My Grandpa wrote countless short stories under the alias, Johnson Gunfrunk, that were published in magazines and in his local newspaper. Today they are still featured in The LaFarge Episcope, a small town newspaper in Wisconsin ran by my Uncle Lonnie.
I wanted to share one of his stories today that proves…Motherhood has ALWAYS been an art form!
I grew up in an era when all the womenfolk wore aprons and a more indispensable piece of apparel was never invented. Mother Eve probably started the ball rolling but hers was a rather skimpy inefficient model, and about as useful as a bird’s nest with the bottom knocked out.
Grandma always wore an apron and she used it for everything, to gather eggs in, to scoop up strayed baby chickens, she carried hot boiled potatoes to the table in a clean corner of it and then wiped the nose of a snotty grandchild on another corner. It made a handy pouch to carry wood chips and corn cobs for kindling and, although grandma never smoked some her neighbor ladies did, and they carried their clay or corn cob pipes in an apron pocket.
In a pinch it could be whipped off and used as a milk strainer; yes, I have seen that happen, but it was back before the days of milk inspectors.
Aprons were also useful to cry into when the old man came home drunker than a skunk and the missus realized she was going to have to do the milking all by her lonesome.
Grandma could be out slopping the hogs or teaching a new calf to drink out of a bucket when suddenly she would let out a whoop that meant company was coming. Making a beeline for the house, she would snatch off her dirty apron, exchange it for a freshly-laundered one, make a few splashes in the wash dish, pat her hair into place and emerge to meet the guests with poise and confidence.

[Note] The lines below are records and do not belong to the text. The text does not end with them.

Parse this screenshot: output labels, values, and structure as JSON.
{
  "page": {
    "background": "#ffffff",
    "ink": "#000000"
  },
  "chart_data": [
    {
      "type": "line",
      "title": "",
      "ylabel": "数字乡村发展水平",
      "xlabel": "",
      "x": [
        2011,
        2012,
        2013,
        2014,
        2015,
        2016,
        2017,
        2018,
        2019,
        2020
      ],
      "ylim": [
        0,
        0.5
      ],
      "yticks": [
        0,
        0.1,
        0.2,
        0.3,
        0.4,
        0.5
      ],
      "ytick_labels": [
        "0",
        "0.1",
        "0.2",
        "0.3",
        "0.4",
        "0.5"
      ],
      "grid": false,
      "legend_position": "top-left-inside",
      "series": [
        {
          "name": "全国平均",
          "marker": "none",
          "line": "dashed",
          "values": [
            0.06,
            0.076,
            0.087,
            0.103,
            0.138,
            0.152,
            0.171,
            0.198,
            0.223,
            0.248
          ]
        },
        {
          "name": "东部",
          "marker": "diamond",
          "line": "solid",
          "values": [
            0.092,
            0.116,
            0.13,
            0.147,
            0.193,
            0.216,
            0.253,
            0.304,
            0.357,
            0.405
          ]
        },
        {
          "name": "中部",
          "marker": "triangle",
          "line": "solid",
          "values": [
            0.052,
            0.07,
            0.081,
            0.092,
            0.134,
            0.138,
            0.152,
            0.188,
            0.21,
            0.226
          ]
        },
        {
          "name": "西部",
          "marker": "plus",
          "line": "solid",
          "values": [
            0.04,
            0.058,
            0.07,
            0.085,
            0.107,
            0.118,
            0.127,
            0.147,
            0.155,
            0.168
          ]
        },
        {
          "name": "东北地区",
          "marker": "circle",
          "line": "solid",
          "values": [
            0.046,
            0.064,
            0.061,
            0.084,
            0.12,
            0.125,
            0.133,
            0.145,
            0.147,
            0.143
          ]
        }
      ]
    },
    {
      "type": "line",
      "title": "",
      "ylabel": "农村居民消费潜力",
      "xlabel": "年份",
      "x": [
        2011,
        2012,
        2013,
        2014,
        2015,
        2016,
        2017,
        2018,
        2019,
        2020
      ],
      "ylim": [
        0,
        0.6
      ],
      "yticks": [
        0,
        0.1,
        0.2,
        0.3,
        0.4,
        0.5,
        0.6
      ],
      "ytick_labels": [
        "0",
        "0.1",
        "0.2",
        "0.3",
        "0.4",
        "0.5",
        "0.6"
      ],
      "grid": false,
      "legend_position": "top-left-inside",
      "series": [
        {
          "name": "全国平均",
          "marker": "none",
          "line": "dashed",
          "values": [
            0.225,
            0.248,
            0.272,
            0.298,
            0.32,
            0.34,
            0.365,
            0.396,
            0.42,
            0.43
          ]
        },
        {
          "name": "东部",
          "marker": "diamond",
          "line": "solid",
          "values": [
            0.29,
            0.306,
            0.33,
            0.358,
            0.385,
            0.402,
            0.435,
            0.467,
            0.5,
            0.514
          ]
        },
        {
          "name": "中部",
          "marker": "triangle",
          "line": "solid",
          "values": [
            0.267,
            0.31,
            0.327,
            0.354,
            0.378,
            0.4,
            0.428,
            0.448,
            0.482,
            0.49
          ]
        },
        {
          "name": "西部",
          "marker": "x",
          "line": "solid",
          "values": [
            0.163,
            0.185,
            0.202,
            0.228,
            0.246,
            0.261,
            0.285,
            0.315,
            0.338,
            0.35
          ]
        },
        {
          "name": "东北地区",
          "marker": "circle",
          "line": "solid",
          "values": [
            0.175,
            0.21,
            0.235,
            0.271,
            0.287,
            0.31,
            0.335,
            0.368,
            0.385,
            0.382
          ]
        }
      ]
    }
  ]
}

You seldom see anyone wearing an apron nowadays and the outdoor type farm wives of the present who do get out and mix it up with the livestock all wear blue jeans and a tee shirt. No doubt this is more practical in this mechanized age as an apron would have a great predilection for winding up in a power take-off shaft. However, if I were a little snot-nosed kid again I would rather have my nose wiped on a corner of grandma’s apron than on the cuff of a pair of blue jeans.